An immunohistochemical, ultrastructural, and physiologic study of pancreatic islets from copper-deficient, penicillamine-treated rats

• Published in: Diabetes (New York, N.Y.) Vol. 35; no. 1; pp. 13 - 19
• Main Authors: WEAVER, F. C, SORENSON, R. L, KAUNG, H.-L. C
• Format: Journal Article
• Language: English
• Published: Alexandria, VA American Diabetes Association 1986
• Subjects: Animals; Biological and medical sciences; Copper - deficiency; Diabetes. Impaired glucose tolerance; Endocrine pancreas.
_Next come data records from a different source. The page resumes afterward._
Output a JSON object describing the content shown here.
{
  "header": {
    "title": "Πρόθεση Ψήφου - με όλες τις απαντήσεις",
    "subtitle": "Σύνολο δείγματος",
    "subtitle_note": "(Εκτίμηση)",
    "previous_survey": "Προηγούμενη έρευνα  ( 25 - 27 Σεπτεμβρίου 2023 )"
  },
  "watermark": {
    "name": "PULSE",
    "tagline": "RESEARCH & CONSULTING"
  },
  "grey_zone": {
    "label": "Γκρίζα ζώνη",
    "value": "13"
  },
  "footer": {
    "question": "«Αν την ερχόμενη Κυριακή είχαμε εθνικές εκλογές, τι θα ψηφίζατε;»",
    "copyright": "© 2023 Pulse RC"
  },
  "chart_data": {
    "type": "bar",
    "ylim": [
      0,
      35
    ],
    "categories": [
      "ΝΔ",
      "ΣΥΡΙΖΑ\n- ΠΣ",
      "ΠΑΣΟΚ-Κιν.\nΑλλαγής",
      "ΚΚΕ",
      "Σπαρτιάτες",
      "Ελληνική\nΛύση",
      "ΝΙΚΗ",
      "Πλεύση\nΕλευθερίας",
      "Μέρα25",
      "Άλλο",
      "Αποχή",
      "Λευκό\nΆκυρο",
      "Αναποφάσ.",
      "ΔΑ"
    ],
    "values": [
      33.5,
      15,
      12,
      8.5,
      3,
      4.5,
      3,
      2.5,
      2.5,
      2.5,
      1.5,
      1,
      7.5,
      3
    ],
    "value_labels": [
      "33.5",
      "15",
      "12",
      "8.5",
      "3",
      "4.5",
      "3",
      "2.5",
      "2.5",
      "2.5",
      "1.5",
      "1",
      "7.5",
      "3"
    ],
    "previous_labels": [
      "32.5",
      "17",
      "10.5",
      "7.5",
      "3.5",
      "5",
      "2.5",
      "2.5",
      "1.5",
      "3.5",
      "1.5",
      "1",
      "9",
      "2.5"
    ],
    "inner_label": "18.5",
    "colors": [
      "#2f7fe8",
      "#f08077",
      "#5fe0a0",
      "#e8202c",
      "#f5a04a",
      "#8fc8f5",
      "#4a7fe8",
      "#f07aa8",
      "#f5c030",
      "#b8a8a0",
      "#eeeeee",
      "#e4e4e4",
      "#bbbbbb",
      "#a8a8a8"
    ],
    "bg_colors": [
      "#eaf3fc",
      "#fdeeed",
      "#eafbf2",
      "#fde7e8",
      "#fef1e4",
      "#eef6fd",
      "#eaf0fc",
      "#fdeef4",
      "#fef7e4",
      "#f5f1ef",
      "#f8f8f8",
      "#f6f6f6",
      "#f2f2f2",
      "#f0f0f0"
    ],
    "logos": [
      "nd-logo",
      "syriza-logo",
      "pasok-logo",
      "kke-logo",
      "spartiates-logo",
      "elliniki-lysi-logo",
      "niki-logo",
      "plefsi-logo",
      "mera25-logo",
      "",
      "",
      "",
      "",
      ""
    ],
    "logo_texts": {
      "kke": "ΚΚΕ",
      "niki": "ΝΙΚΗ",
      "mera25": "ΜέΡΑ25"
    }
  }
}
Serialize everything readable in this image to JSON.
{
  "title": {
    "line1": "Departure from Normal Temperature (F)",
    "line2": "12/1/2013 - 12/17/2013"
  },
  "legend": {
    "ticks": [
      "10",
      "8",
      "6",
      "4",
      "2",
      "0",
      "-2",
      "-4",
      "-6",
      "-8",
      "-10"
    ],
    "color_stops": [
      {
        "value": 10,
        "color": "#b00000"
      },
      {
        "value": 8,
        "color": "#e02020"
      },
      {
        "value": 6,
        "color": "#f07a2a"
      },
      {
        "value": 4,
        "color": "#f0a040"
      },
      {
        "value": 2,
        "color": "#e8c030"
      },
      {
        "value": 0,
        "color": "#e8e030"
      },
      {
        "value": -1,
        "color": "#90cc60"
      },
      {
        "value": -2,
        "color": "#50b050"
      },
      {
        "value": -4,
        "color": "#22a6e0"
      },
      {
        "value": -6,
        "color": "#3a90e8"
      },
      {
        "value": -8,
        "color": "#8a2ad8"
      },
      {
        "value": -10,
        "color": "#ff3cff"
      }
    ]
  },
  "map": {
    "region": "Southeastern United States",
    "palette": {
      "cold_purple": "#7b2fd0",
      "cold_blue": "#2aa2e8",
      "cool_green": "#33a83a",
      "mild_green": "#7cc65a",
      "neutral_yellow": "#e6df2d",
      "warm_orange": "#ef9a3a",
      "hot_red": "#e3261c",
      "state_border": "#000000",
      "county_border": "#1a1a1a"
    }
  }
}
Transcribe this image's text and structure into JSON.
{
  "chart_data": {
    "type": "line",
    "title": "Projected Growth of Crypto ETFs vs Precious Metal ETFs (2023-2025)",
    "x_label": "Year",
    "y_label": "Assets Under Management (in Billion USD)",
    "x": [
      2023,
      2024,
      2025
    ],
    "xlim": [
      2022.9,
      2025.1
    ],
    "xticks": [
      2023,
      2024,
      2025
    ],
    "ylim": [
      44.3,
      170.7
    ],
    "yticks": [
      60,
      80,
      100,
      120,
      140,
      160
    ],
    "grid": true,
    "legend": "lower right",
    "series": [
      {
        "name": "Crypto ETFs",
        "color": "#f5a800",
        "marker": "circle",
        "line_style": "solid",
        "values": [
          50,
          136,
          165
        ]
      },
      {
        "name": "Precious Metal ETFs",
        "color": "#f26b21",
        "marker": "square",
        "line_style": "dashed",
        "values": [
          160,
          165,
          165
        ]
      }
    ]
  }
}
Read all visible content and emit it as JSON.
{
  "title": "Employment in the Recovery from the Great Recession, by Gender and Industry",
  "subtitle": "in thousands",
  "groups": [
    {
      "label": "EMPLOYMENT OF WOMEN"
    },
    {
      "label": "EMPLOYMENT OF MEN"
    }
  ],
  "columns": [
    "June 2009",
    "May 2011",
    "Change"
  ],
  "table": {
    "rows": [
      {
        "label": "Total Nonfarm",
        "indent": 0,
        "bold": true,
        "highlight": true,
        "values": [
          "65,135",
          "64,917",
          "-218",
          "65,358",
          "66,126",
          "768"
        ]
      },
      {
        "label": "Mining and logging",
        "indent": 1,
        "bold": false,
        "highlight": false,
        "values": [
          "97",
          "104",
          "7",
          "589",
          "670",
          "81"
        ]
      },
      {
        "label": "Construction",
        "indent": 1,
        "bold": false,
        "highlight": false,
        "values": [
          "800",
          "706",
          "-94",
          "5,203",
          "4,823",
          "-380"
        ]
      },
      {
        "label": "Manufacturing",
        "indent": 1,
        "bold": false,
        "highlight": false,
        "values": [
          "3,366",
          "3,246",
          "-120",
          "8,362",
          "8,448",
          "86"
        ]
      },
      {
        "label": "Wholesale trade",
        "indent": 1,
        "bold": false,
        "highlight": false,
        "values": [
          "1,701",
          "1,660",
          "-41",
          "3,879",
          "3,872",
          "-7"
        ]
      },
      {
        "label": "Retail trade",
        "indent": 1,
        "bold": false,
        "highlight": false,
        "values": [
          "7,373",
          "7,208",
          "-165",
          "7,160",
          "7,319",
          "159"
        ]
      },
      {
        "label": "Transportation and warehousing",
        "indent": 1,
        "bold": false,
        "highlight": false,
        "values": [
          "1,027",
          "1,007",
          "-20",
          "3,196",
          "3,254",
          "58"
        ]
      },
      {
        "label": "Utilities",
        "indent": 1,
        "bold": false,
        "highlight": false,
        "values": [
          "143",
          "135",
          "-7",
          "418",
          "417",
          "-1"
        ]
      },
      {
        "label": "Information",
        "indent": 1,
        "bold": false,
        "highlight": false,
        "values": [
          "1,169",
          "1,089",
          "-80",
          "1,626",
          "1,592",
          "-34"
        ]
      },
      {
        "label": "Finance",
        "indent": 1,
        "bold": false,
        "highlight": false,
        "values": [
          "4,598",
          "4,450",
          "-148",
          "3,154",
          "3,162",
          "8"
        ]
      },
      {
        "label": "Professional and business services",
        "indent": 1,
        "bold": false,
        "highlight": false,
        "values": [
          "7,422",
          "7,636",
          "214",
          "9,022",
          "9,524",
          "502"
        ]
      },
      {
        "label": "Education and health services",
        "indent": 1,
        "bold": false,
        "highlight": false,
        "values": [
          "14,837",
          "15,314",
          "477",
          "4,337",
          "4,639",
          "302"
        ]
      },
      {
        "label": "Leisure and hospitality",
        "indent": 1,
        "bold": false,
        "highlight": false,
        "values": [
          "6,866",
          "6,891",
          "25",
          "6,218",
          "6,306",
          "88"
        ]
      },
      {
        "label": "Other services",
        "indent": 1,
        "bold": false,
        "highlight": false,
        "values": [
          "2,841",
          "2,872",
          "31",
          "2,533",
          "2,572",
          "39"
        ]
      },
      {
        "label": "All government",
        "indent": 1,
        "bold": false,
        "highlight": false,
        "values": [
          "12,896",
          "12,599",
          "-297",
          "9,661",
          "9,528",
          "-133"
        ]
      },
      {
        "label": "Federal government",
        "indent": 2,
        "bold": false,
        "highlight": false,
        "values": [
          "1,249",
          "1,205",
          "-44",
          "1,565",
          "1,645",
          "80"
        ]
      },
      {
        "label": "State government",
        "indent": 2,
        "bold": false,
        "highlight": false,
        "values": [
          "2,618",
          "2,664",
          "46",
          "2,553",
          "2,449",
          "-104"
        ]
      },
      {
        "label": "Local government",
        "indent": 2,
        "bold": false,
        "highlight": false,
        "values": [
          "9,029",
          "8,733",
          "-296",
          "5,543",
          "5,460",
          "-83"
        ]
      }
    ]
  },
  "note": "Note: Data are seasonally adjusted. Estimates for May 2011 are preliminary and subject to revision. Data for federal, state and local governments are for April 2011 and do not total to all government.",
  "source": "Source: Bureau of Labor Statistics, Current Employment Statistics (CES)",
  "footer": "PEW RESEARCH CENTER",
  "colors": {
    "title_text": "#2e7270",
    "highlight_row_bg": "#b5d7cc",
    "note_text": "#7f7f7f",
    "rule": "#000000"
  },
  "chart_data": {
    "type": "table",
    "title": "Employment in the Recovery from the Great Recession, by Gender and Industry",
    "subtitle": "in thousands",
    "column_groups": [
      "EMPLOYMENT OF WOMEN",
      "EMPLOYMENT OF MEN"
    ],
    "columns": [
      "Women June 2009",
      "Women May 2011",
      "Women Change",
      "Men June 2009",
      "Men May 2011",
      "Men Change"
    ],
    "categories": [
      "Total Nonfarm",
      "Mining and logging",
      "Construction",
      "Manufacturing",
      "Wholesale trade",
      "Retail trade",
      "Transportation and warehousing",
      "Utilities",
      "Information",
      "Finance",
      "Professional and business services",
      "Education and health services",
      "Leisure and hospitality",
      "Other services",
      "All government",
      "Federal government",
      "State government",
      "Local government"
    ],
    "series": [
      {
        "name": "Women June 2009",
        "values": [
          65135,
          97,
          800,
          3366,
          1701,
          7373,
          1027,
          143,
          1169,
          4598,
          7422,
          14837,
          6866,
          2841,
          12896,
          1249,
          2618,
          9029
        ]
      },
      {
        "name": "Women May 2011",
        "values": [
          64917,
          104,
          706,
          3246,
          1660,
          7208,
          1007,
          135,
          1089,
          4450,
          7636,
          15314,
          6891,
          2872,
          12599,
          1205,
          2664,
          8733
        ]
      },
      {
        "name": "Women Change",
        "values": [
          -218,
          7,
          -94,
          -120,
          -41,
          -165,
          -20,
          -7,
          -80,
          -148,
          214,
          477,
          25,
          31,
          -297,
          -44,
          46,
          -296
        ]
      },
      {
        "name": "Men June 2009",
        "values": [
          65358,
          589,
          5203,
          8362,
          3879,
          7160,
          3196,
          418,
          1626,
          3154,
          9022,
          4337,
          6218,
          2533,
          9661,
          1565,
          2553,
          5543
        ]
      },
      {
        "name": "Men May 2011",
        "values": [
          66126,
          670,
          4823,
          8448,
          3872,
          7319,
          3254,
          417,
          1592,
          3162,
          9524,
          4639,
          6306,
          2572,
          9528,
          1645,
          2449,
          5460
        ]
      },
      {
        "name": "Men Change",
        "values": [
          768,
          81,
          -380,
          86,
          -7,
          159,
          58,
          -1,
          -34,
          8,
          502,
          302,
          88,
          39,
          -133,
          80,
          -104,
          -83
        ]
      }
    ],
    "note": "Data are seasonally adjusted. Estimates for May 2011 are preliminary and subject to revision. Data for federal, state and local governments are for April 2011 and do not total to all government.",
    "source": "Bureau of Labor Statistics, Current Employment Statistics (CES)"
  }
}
Apud cells (diseases); Endocrinopathies; Female; Glucagon - metabolism; Glucose Tolerance Test; Insulin - metabolism; Insulin Secretion; Islets of Langerhans - drug effects; Islets of Langerhans - metabolism; Islets of Langerhans - physiology; Islets of Langerhans - ultrastructure; Male; Medical sciences; Microscopy, Electron; Pancreatic Polypeptide - metabolism; Penicillamine - pharmacology; Rats; Rats, Inbred Strains; Somatostatin - metabolism; Immunohistochemistry; Animal model; Vertebrata; Mammalia; Rat; Ultrastructure; Deficiency; Rodentia; Langerhansian islet; Copper; Restricted diet
• ISSN: 0012-1797; 1939-327X
• DOI: 10.2337/diab.35.1.13

Murine copper deficiency induced by diet and supplemented with a copper chelator is known to produce a progressive atrophy of pancreatic acinar tissue largely replaced by noninflammatory lipomatosis, while the ductal and endocrine systems appear to remain unaffected. The islets were studied morphologically and physiologically in animals rendered copper deficient by diet and supplemented with D-penicillamine. Using immunohistochemistry, the distribution of islet cell types from copper-deficient animals exhibited a normal cellular complement for A-, B-, D-, and PP-cells. Ultrastructural analysis showed the islet tissue remains normal in appearance during the course of the metal-deficient state. Physiologic data based on the response of islets to a low- and high-glucose load in perfused, isolated pancreata as well as intravenous glucose tolerance tests indicated that insulin-secreting B-cells were functionally normal. Because of the accessibility of islets enhanced by atrophy of acini, this model may be adopted for the isolation of viable islets and for in situ physiologic studies of islet hormone secretion.